For the last decade, Pinnock has enjoyed phenomenal success as a member of Little Mix, the girl group formed on The X Factor in 2011. From the outset, Little Mix were underdogs, expected to exit the competition in the first week. Against all odds, they became the first band (and only girl group) to win. Against even greater odds, the four-piece went on to stake their claim in the pop history books as one of the UK’s biggest ever girl bands, racking up billions of streams, five chart-topping singles and three Brit awards, including best British group in 2021 – the first ever win for a girl group in that category.

Pinnock’s life story, a working-class-to-riches yarn about a young girl whose dreams of pop superstardom came true, reads like a fairytale. And indeed there are touches of magic sprinkled through the pages of Believe. But in every fairytale there are malevolent forces at work, and Pinnock spends much of the book trying to overcome the racism that tarnished her experiences.

“I always used to say: ‘Should I feel like this, having accomplished my dream?’” says Pinnock. “Why do I feel like I might as well not be here sometimes? Why does it feel like I’m not being noticed? Why do I feel invisible? Why am I not appreciated like the others? It just didn’t feel right.”

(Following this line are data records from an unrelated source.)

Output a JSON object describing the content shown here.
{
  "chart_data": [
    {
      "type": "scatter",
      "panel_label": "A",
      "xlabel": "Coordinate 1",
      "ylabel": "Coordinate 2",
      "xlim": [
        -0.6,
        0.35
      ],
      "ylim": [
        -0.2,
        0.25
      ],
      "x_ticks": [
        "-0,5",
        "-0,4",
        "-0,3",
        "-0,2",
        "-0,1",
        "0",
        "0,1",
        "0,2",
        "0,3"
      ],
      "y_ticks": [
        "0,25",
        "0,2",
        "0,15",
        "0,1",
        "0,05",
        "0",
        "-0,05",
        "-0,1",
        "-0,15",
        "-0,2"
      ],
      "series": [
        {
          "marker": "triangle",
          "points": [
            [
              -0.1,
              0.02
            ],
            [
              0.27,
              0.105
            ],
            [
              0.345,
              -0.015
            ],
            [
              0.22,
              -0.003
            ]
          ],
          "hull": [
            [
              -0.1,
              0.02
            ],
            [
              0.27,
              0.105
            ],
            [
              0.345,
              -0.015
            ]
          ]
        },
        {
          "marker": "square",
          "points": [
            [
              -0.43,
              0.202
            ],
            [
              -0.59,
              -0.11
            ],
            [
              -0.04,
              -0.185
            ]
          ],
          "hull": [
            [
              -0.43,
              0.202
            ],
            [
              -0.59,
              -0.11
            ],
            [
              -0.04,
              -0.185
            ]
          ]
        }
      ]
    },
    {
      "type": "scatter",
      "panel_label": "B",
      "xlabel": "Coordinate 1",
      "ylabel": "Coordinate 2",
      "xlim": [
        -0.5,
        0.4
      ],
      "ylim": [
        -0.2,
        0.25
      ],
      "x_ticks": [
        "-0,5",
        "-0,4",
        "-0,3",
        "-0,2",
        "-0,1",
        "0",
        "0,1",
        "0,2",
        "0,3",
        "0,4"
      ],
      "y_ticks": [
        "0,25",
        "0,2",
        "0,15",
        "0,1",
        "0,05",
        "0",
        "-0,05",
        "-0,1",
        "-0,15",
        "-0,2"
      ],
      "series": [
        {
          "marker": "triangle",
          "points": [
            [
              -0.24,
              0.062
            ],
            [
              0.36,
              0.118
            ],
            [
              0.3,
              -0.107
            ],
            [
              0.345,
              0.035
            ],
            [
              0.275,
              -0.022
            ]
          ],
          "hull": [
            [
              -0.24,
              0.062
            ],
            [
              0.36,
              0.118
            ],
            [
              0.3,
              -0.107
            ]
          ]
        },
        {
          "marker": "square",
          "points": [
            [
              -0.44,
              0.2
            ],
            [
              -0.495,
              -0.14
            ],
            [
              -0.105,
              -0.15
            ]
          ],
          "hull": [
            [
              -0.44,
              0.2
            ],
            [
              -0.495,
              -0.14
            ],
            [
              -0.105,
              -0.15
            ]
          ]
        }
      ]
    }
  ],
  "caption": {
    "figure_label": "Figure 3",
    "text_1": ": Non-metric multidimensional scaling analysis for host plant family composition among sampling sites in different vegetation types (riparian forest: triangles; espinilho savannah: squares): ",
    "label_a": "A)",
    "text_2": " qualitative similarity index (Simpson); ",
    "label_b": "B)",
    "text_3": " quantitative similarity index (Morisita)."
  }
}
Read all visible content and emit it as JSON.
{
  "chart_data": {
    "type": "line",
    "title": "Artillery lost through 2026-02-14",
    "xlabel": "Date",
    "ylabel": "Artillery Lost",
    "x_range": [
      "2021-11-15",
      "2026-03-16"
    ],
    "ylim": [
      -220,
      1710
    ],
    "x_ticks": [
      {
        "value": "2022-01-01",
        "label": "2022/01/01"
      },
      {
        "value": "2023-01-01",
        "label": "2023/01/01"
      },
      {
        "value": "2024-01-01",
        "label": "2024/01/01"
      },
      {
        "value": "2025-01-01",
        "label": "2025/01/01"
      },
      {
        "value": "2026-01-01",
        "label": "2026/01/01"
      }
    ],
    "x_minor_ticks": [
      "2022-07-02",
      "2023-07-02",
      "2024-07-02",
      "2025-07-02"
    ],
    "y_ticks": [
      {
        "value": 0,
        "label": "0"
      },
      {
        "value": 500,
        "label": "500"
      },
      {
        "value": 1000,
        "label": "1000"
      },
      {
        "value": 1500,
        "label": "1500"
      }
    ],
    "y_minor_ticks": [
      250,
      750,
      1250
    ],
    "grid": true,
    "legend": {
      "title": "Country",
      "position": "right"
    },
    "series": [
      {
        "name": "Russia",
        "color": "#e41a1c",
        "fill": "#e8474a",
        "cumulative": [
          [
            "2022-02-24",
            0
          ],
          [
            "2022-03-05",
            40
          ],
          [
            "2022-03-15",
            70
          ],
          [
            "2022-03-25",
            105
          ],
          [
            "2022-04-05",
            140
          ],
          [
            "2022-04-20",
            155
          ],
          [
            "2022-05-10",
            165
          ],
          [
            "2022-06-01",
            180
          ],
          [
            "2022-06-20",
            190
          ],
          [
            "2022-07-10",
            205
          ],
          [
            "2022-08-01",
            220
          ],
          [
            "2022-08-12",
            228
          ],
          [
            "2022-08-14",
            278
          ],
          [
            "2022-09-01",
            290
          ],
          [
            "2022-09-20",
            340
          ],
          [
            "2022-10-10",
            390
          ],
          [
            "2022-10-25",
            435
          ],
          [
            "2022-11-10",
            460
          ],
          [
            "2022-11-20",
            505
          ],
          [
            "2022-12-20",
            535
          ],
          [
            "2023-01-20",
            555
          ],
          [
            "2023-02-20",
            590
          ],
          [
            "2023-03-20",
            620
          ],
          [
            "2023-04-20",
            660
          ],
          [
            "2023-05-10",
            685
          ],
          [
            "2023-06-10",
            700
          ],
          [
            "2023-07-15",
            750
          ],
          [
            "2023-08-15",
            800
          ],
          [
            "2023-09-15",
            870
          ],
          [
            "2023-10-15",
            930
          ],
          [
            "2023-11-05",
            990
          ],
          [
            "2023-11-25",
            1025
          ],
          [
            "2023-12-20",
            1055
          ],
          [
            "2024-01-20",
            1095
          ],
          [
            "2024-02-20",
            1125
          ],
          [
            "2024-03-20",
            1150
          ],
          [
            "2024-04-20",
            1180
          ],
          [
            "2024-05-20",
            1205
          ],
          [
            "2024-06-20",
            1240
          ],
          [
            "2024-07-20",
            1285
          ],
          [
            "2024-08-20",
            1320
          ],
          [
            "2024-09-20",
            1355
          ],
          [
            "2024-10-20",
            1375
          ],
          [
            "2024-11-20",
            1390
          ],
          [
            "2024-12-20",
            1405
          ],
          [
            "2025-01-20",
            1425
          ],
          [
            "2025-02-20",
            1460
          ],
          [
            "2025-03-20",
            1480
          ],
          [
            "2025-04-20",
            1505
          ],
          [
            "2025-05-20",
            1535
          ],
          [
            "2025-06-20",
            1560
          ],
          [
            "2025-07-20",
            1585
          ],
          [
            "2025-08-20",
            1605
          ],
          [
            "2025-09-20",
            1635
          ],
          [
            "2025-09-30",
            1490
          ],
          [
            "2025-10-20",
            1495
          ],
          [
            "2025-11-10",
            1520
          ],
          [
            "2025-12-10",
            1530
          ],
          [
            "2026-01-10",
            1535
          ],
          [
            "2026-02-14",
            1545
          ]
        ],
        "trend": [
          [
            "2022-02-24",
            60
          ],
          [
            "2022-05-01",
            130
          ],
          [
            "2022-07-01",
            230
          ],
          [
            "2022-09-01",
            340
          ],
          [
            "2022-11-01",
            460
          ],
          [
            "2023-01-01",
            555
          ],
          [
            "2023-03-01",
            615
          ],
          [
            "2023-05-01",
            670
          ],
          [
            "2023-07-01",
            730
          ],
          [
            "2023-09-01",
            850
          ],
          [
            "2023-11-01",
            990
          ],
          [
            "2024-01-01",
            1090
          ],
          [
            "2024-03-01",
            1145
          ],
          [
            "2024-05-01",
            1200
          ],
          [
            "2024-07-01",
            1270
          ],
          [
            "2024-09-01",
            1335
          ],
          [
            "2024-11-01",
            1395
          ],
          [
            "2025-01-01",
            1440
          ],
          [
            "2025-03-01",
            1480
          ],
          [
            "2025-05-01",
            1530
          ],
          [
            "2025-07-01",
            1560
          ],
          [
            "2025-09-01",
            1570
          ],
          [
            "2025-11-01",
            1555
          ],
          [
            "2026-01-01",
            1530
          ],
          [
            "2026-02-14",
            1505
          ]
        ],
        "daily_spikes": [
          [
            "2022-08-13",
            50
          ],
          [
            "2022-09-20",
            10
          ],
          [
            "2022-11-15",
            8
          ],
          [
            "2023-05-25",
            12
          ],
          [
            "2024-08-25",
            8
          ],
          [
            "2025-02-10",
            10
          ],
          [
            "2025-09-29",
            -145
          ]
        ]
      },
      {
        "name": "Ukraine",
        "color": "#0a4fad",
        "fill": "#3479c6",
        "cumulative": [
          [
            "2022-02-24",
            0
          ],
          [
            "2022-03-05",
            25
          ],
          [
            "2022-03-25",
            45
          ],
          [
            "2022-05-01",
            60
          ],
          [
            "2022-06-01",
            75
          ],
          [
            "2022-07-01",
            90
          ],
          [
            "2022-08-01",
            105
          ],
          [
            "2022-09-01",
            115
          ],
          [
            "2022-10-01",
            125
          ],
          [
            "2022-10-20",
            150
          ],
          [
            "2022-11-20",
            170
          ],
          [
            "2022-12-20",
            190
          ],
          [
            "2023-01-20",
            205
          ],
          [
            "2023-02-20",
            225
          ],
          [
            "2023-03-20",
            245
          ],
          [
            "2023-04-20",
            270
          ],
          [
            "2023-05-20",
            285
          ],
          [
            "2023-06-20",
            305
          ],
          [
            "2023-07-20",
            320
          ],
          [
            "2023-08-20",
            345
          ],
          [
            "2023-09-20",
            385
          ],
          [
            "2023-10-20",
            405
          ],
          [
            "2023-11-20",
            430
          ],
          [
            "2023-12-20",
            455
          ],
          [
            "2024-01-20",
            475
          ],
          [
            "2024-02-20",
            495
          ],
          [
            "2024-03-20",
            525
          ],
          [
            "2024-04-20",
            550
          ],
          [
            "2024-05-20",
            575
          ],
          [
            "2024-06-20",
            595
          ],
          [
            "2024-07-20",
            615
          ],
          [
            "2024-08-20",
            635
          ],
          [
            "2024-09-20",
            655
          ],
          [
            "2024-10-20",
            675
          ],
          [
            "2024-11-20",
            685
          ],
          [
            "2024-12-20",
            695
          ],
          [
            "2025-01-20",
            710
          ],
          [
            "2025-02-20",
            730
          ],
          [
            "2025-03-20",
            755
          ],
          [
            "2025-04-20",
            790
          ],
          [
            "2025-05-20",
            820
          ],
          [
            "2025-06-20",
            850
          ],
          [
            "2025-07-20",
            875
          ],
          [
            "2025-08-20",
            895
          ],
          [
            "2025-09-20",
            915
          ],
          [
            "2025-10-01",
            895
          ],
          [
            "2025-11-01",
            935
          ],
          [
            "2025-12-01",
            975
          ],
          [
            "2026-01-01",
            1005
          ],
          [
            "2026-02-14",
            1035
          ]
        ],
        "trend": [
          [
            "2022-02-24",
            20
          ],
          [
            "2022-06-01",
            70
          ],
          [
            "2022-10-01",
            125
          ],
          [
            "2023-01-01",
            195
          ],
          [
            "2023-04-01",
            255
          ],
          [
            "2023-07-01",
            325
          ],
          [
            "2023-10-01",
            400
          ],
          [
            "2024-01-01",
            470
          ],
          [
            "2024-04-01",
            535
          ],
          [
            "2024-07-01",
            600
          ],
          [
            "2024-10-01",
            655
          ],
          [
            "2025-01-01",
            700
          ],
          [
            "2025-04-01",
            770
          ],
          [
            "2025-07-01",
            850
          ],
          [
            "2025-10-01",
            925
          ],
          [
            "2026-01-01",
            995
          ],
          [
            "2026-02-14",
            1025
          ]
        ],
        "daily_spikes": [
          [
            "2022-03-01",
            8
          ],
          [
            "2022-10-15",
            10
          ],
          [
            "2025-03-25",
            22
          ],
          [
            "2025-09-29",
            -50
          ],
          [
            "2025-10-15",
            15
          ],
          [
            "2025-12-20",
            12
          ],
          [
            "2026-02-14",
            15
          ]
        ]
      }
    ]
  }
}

Believe paints a picture of Pinnock as a shy, reserved child who matured into a reliable, hard-working head girl. She always wanted to be famous – and was instilled with the confidence to chase fame by her parents, who told her she was capable of achieving anything. “I wanted to be a massive pop star and everything that comes with it. I expected what you saw in the movies: red carpets, fans screaming your name,” says Pinnock. Auditioning for The X Factor put her on the fast track, but reality hit almost the moment the group was formed, with fame feeling to Pinnock like a potent cocktail of rejection, self-doubt and loneliness.